A mulher do dono do carro atingido por Jesualdo era implacável. Para se livrar desse obstáculo, ele pediu para falar com o marido dela. Ela não deixou.
– Não, o senhor pode falar comigo mesma. Eu sou a mulher dele e sei de tudo. Ele não é bom para discutir.
Justamente por isso ele queria falar com o marido e chegou a sussurrar esse desejo, mas ela ouviu.
– Não adianta: vai ter de falar comigo.
– Obrigado então dona Mônica, eu ligo depois.
Desligou em seguida.
Era uma tentativa de escapar dela.
Jesualdo estava certo de que venceria.
Falava para todo mundo que o seu advogado era o melhor e que tinha os melhores argumentos.
No outro dia, Gabriel pediu para a irmã ligar e dizer que era da seguradora. Quando o marido assumiu o telefone, ele pegou a ligação do outro lado.
– Amarildo, eu tenho uma proposta para você.
Não deu tempo nem de começar a falar, a mulher pegou o telefone e esculachou com ele.

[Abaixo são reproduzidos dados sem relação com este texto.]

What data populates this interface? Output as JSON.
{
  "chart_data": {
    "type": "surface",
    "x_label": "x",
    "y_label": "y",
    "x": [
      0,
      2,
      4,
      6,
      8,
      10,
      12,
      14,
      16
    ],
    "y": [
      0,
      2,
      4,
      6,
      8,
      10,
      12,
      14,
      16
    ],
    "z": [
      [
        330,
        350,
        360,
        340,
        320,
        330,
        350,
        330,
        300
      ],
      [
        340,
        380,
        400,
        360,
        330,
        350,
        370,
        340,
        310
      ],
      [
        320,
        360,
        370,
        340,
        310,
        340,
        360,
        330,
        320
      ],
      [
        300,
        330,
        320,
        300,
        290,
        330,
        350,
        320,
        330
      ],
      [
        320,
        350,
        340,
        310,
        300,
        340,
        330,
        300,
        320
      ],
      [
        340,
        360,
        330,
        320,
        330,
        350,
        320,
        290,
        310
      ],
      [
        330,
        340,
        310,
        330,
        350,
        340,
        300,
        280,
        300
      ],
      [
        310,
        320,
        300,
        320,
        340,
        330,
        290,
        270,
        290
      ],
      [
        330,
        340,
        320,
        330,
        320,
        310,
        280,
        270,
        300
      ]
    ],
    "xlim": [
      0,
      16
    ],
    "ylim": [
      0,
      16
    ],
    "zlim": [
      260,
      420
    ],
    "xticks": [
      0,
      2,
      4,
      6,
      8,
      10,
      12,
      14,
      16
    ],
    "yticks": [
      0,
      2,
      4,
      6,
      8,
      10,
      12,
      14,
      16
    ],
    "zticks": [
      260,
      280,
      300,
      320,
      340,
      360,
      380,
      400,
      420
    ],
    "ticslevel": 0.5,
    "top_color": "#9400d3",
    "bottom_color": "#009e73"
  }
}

Parecia que dessa vez não ia dar.
Jesualdo desanimou.
– Vamos fazer um acordo Gabriel.
– Não, eu descobri que o carro dele está irregular. Dessa vez, não vou ficar por telefone. Vou pessoalmente.
– Tem certeza?
– Sim.
O jovem advogado foi à casa do casal e sentenciou:
– Se vocês não fizerem um acordo e pagarem as despesas do meu cliente, eu vou processar vocês.
– Ah vai?, perguntou a mulher enfezada do Amarildo.
– Vou sim. Vocês pararam no meio da pista. Ele não teve tempo de frear. Vocês são culpados.
– Pai, é esse o advogado que eu te falei, disse a mulher após um homem grisalho, muito bem vestido, entrar.
– Doutor?, perguntou ele.
– Doutor Gabriel Lima dos Santos, o seu melhor advogado.
O homem riu.
– Como o melhor advogado de alguém pode propor a um motorista, atingido na traseira, que ele pague os prejuízos?
– O meu cliente foi surpreendido…
– Foi sim, mas por causa da imprudência dele, que estava mais próximo do que deveria e por isso não freou.
– Olha, eu não vou discutir. Vou processar a sua filha e o seu genro. Eles estão errados. Qualquer juiz vai reconhecer.
– Será? Eu não reconheço.
– Não importa se o senhor não reconhece.
– O senhor sabe quem eu sou?
– Não me interessa, eu só vim aqui para tentar um acordo.
– Eu sou o juiz da comarca.
Quem poderia imaginar que aquela mulher fosse filha de um juiz e pior que isto: do único juiz da comarca.
E foi assim que o jovem advogado perdeu a primeira.